London is no stranger to gory stories, it’s got a past that’s littered with them. As squeamish, grisly and sometimes downright dark as they may be, it’s all still pretty fascinating stuff.
But here’s one that you might not have known; there was once a 19th-century railway which transported dead bodies from central London to a cemetery in Surrey, which is the largest cemetery in the UK and one of the largest in Europe.
Fittingly named the London Necropolis Railway and run by the London Necropolis Company, the line was in operation from 1854 to 1941 and carried up to 2,000 bodies a year from Waterloo to the newly built Brookwood Cemetery in Surrey. Most of its route ran along existing tracks of the London and South Western Railway although it did have its own branches from the main line.
Why did the railway exist?
London’s population stood at just under a million in 1801, but it grew to 2.5 million within 50 years. A rapidly growing population coupled with limited space in the city’s graveyards was a major concern for the government. The situation became so dire that the oldest graves had to be exhumed to free space for new burials, pauper coffins were left unburied in church crypts, and perhaps worst of all, it has been said that grave diggers were reported to have cut up recently buried bodies to create more space.
The railway line was created in response to London’s crisis of overcrowding in its existing cemeteries. Brookwood Cemetery was conceived, along with the London Necropolis Railway, to alleviate the pressures of housing the dead in overcrowded London and at the time was the largest cemetery in the world.
In the years that the Necropolis Railway was in operation, over 200,000 burials took place in Brookwood Cemetery which equates to roughly 2,300 corpses a year.
The railway had different classes
The passengers of the Necropolis Railway were not only the dead but included the living too. Mourners also boarded the train to take them and their deceased beloved to Necropolis Junction to be buried in the cemetery. There were three different which separated the bodies.
First-class meant that mourners were given the choice of where the gravesite would be in the cemetery and included a permanent memorial which disallowed the LNC from re-using the gravesite. There was also a first-class platform that had five separate waiting rooms for attendants to wait comfortably in.
Second-class provided some choice of burial location but a permanent memorial was not included in the price and cost an extra 10 shillings. Third-class bodies were buried at the cost of the parish in the area of the cemetery designated for the parish, these were known as pauper funerals of which permanent memorials were not allowed.

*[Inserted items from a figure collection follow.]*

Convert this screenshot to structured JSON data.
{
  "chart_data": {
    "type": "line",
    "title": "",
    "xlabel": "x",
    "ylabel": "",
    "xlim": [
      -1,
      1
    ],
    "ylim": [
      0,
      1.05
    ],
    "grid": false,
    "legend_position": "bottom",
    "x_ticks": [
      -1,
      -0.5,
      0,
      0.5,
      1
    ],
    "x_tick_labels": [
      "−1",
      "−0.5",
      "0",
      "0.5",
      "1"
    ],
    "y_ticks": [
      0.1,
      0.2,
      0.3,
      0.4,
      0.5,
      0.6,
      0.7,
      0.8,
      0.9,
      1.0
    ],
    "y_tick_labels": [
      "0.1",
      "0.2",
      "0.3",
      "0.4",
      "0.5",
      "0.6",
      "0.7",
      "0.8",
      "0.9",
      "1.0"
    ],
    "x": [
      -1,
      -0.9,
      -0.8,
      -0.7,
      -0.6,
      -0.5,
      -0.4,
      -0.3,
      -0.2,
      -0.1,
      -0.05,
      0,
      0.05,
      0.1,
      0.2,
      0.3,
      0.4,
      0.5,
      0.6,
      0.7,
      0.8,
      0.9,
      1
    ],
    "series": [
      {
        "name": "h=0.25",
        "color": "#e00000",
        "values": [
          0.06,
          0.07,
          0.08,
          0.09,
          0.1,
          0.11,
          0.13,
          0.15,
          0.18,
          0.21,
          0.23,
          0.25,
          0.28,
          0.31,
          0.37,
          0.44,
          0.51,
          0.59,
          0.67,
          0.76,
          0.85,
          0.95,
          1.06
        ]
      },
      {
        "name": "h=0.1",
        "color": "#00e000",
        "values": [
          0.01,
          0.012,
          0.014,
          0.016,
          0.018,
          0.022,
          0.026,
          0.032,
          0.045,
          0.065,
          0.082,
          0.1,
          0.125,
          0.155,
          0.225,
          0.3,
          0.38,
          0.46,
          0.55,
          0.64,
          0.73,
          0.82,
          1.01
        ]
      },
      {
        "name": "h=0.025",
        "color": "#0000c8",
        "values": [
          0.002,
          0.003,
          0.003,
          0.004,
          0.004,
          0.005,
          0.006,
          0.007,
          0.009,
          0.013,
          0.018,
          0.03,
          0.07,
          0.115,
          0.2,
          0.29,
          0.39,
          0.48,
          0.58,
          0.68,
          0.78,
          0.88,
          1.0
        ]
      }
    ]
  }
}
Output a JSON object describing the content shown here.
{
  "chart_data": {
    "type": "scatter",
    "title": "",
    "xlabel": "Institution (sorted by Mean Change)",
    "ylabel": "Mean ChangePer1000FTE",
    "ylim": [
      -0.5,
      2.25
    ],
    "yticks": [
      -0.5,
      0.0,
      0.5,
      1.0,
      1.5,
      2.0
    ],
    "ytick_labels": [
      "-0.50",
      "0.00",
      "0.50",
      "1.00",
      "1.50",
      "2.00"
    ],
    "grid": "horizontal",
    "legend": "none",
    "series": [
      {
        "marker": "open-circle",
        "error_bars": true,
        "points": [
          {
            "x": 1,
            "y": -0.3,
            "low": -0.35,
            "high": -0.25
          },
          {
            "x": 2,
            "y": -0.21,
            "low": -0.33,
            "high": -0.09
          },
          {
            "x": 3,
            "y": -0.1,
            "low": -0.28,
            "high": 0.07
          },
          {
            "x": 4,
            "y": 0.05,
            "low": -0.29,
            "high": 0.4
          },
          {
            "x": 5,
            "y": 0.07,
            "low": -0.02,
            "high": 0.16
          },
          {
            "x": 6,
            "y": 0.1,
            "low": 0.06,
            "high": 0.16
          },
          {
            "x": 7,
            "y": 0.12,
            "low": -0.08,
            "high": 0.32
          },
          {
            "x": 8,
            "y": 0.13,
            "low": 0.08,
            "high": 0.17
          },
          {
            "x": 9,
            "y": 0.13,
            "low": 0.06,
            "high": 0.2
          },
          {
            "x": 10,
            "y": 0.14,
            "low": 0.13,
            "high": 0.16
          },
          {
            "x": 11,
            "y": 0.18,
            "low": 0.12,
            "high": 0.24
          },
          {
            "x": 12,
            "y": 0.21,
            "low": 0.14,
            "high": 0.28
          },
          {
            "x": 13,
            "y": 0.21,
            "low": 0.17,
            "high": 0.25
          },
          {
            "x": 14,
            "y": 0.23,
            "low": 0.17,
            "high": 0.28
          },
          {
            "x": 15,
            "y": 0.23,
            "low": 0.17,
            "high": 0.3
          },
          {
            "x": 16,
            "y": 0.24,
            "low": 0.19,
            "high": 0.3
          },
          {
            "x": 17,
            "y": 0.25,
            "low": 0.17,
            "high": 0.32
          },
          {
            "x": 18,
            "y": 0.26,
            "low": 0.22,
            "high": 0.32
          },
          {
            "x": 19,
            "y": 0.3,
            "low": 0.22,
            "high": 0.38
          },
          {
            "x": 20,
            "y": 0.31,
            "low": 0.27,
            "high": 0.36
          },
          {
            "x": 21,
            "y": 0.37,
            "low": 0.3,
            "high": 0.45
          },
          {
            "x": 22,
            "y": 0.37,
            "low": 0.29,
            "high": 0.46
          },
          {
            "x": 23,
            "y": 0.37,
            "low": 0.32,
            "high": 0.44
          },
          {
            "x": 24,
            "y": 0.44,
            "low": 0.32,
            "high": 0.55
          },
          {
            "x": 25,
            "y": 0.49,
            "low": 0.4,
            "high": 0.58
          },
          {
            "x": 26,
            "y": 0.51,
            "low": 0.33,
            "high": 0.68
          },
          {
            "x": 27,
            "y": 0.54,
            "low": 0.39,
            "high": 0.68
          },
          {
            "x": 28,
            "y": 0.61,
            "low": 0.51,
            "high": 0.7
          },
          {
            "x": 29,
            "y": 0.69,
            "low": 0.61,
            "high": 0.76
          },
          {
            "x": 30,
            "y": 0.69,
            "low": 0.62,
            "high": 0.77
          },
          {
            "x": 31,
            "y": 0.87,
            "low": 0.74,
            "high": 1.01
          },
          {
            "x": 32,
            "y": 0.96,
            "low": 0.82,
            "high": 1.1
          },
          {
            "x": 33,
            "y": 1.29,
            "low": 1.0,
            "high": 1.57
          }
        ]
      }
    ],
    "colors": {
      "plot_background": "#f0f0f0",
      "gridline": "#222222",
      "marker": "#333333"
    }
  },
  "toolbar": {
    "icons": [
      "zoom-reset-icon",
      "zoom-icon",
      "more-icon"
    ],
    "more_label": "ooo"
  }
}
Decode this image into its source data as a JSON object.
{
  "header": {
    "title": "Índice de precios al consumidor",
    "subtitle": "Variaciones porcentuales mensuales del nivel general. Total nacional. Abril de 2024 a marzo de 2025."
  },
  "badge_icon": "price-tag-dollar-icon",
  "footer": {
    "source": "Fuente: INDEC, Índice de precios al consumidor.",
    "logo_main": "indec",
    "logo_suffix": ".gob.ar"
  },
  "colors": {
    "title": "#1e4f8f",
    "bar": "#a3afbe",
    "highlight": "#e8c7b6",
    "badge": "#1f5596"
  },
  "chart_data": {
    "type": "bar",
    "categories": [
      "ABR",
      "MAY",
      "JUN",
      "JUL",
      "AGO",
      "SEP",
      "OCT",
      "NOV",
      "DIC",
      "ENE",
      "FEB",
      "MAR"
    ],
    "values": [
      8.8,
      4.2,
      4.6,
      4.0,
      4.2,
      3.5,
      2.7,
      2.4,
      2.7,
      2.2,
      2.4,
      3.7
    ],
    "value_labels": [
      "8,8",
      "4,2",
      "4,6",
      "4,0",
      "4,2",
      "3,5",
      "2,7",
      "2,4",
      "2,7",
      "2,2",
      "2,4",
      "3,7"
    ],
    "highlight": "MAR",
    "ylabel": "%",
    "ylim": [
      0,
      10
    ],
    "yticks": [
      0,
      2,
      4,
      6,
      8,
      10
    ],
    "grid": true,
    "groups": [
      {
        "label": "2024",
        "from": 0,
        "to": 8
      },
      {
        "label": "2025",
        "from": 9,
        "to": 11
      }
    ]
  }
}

What happened to the railway?
Although the service was intended to be run daily, it instead only ran when were was at least one first-class coffin or passenger and by 1902 they scrapped the whole daily service entirely and it ran only when needed.
During World War Two, the area of Waterloo was heavily bombed and the rolling stock in the Necropolis was burned as well as damage to the railway arch that connected that main line to the Necropolis terminals. On May 1941 the station was officially declared closed and marked the end of the railway line which once transported dead bodies from the big smoke.